Die Römer in Obernburg


KastellVor langer, langer Zeit hausten bekanntlich die Römer am Main. In Obernburg unterhielten sie ein größeres Lager, von wo aus sie die ringsum verteilten Legionen mit Nachschub aus dem Reich versorgten. Hierbei gerie­ten sie oft in große Bedrängnis durch einen Stamm der wilden Alamannen. Diesen gelang es immer wieder unter ihrem listigen Führer Spaethus Teile des römi­schen Grenzwalls, des Li­mes, zu über­steigen und den römischen Truppen in den Rücken zu fal­len, wobei sie jedes Mal große Mengen Kriegsgerät erbeuteten.

Besonders im Winter hatten die Römer arges zu leiden, weil ihre Ver­pflegung knapp wurde. Das Mehl wurde ein Opfer dar Würmer, die Milch verdarb, bevor sie von Rom hierher gelangte und das Jagen im Schnee war keine Sache der wärmegewohnten Römer. Die Alaman­nen schienen jedoch im Winter sogar nach an Kraft zu gewinnen und ihr wohlgenährter Eindruck rief bei den Römern Ratlosigkeit hervor.

Als die Römer in einem besonders strengen Winter, in dem sie dem Hungertod nah waren, bei einem Überfall der Alamannen auch noch ihr letztes Brot verloren, be­schlossen sie, dem Geheimnis der Germa­nen auf die Spur zu kommen. Ein Spähtrupp schlich sich in das na­hegelegene alamannische Heerlager und dort konnten die Krieger wundersa­mes erblicken und auch ihrem Centurio vorzeigen: Die Ala­mannen pfleg­ten ihr Mehl zu langen Teigfäden umzuarbeiten, die sie nach ihrem Führer "Späthsle” nannten und trocknen ließen. Die sauer ge­wordene Milch warfen sie nicht, wie die Römer, weg, sondern form­ten aus dem Rahm einen gelblichen, ranzig riechenden Brocken, den sie aßen, ohne daran Schaden zu nehmen. Einen solchen, der schon alt und hart geworden war, nannte der Centurio später nach seinem Land "Ro­madurus”. Aus Späthsle und Romadu­rus konnte in kürzester Zeit eine nahrhafte und durch­aus wohlschmeckende Mahlzeit zuberei­tet wer­den.

Derart gekräftigt war es für die Römer ein leichtes, die Alamannen bei einer ihrer nächsten Überfälle entschei­dend zurückzuschlagen.

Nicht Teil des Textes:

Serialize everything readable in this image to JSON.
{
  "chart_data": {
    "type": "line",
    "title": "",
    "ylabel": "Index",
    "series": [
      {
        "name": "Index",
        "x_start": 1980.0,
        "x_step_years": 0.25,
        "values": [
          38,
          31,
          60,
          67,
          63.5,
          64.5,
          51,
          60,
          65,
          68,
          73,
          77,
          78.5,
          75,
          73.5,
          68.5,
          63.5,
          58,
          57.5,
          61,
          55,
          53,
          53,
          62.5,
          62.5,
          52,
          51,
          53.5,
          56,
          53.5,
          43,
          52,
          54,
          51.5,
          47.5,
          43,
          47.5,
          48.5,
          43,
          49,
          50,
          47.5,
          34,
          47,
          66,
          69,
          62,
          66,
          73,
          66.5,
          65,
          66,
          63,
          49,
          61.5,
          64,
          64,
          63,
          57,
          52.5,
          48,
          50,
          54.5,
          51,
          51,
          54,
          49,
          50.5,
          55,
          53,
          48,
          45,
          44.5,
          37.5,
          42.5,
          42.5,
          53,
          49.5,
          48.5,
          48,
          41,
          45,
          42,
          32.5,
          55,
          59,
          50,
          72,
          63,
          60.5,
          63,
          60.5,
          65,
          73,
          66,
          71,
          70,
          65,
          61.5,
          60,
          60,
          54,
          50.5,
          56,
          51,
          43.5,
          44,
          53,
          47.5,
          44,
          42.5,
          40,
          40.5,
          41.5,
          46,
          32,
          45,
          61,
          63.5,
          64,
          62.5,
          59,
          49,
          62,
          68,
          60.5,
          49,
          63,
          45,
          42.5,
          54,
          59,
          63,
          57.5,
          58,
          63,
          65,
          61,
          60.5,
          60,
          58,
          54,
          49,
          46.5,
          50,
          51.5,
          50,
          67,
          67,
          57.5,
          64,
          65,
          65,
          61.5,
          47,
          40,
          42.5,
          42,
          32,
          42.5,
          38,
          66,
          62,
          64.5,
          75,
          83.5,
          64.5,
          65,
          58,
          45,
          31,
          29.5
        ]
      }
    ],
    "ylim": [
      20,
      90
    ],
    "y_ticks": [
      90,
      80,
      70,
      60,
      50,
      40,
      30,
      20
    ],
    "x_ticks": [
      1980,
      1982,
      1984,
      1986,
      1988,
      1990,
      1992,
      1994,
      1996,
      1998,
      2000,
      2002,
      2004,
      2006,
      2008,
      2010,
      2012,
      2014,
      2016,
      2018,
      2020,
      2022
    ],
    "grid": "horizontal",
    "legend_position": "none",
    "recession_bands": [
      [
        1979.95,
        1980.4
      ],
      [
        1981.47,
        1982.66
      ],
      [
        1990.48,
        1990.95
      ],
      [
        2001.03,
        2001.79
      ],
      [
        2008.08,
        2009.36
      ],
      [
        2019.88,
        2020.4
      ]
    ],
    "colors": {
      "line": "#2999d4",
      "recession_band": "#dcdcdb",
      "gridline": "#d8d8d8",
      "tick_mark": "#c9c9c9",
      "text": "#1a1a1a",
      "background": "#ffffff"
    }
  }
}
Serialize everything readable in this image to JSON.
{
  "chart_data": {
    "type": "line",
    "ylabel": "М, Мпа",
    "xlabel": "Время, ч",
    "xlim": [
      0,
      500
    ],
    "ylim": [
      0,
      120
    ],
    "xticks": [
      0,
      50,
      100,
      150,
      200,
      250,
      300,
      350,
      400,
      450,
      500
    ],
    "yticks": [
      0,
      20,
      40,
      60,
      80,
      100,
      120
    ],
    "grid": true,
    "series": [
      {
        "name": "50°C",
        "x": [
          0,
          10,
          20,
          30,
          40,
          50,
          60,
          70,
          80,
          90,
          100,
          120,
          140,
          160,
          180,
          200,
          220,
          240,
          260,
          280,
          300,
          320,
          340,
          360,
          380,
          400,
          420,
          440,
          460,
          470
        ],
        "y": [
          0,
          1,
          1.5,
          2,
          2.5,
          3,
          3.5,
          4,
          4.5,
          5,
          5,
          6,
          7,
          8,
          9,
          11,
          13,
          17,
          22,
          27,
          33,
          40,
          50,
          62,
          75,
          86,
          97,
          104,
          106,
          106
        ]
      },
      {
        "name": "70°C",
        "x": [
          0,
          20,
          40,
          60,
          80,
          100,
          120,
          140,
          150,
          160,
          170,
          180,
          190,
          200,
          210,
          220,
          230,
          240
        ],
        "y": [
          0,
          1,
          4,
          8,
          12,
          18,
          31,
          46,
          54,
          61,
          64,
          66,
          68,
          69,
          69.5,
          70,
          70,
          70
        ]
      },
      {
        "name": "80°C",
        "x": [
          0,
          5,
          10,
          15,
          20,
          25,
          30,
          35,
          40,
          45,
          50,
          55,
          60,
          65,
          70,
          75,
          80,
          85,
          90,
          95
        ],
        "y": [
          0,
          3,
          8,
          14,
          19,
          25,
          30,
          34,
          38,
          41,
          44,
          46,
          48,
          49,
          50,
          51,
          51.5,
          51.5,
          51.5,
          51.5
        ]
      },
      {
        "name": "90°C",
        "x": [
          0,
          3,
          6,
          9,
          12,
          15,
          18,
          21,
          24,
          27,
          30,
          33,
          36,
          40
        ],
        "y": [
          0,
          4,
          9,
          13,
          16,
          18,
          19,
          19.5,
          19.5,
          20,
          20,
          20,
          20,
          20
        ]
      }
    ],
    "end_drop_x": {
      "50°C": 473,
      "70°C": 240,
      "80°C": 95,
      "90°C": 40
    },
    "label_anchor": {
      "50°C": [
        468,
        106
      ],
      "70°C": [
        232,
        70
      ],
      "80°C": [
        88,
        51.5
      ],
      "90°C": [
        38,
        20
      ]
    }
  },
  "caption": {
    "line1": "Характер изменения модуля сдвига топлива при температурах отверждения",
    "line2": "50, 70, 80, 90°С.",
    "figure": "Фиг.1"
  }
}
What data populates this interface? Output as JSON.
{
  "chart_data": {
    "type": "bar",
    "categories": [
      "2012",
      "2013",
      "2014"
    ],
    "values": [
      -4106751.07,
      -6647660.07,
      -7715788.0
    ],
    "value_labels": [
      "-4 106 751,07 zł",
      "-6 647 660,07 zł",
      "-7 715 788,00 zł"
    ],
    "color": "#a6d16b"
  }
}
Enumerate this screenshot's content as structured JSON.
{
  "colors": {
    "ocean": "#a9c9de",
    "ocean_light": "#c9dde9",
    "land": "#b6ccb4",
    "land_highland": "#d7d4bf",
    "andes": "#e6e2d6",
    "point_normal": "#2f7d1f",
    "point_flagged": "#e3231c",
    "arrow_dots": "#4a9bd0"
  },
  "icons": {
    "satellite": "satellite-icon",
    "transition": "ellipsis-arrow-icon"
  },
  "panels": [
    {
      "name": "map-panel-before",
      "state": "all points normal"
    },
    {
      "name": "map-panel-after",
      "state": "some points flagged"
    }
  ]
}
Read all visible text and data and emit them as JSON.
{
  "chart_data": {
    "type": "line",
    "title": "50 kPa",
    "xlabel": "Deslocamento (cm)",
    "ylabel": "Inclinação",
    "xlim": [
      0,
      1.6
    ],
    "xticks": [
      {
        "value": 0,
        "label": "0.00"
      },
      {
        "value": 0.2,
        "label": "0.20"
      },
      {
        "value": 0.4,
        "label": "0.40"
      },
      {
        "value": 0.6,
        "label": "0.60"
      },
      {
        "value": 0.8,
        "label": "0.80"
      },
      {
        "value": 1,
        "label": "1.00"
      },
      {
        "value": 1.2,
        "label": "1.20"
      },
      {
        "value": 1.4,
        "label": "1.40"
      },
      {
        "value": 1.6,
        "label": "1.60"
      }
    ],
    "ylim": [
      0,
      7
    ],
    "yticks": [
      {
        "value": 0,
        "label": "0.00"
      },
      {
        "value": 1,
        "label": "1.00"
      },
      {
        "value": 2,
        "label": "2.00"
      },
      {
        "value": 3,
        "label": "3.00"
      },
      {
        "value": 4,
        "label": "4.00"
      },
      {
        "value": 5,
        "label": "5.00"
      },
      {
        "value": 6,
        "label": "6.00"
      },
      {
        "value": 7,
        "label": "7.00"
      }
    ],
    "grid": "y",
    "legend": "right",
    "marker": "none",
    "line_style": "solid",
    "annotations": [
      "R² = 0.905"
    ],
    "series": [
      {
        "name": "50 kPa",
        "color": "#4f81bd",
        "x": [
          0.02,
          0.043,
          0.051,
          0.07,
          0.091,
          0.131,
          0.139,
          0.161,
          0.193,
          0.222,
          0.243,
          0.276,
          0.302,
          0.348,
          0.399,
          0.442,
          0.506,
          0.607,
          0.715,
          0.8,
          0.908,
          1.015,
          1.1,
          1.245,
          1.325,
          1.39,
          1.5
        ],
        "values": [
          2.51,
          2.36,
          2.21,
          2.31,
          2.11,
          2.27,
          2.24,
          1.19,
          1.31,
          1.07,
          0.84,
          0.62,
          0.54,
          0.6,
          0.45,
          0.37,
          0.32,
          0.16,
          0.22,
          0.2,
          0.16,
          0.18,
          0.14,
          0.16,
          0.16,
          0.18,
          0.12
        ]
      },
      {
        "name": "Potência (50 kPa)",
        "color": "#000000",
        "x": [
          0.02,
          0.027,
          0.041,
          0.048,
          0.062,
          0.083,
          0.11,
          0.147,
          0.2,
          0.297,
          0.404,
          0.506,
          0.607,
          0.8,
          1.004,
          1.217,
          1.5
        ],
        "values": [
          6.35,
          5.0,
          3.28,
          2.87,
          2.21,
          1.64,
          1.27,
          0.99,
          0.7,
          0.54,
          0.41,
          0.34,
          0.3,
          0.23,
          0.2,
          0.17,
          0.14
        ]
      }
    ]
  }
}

Den Sieger über den Alaman­nenführer Spaethus, besagten Centurio, nannte man in Rom dann Spadolinus. Späthsle werden auch heute noch in Ita­lien unter dem Namen "Spaghetti" zu fast je­der Mahlzeit gereicht.

An der Stätte ihres Triumphs richteten die Römer dar­aufhin eine Stätte zur Herstellung ihres Romadurus ein. Von dort aus belieferten sie bald den ganzen Norden des Reichs damit, so dass bald ein grausiger Ge­ruch durch die Landschaft zog. Und da einem solchen Ort auch andere Düfte nicht mehr wahrgenommen wurden, ließen sich daselbst noch viele andere Produktionsstät­ten nieder, die an ihrem Stammsitz verjagt worden wa­ren, weil sie dort zu strenge Gerüche verbreitet hatten.

Dieses aber bereitete den Siedlern im Umland großen Verdruss und so­gar viele der tapferen Römer verließen in großen Scharen das Land. Als nun ein braver Bürger der Stadt, der sich um das Wohl seiner An­gehörigen sorgte, schließlich den Obersten der Römer aufsuchte, um ihm sein Leid zu klagen, schüttelte der indes nur den Kopf. Der Ge­ruch, so sprach er, sei wohl zuweilen lästig. Aber das Geld, das so ein­genommen werde, stin­ke nicht. Und wenn er dieses schätze, müsse er wohl mit den Düften des Landstrichs leben.

So bereichern auch heute noch würzige Düfte die be­schauliche Ge­gend im Süden der Römerstadt. Und von dem großen Reichtum der Nach­fahren der Römer wur­de ein Ort gegründet, der nach dem Ton fal­lender Mün­zen Klingenberg heißt. Die Glücklichsten aber sind die El­senfelder. Bei ihnen soll es bereits als kräftige Würze genügen, wenn sie ei­nen Teller "Späthsle" kurze Zeit vor das Fenster stellen.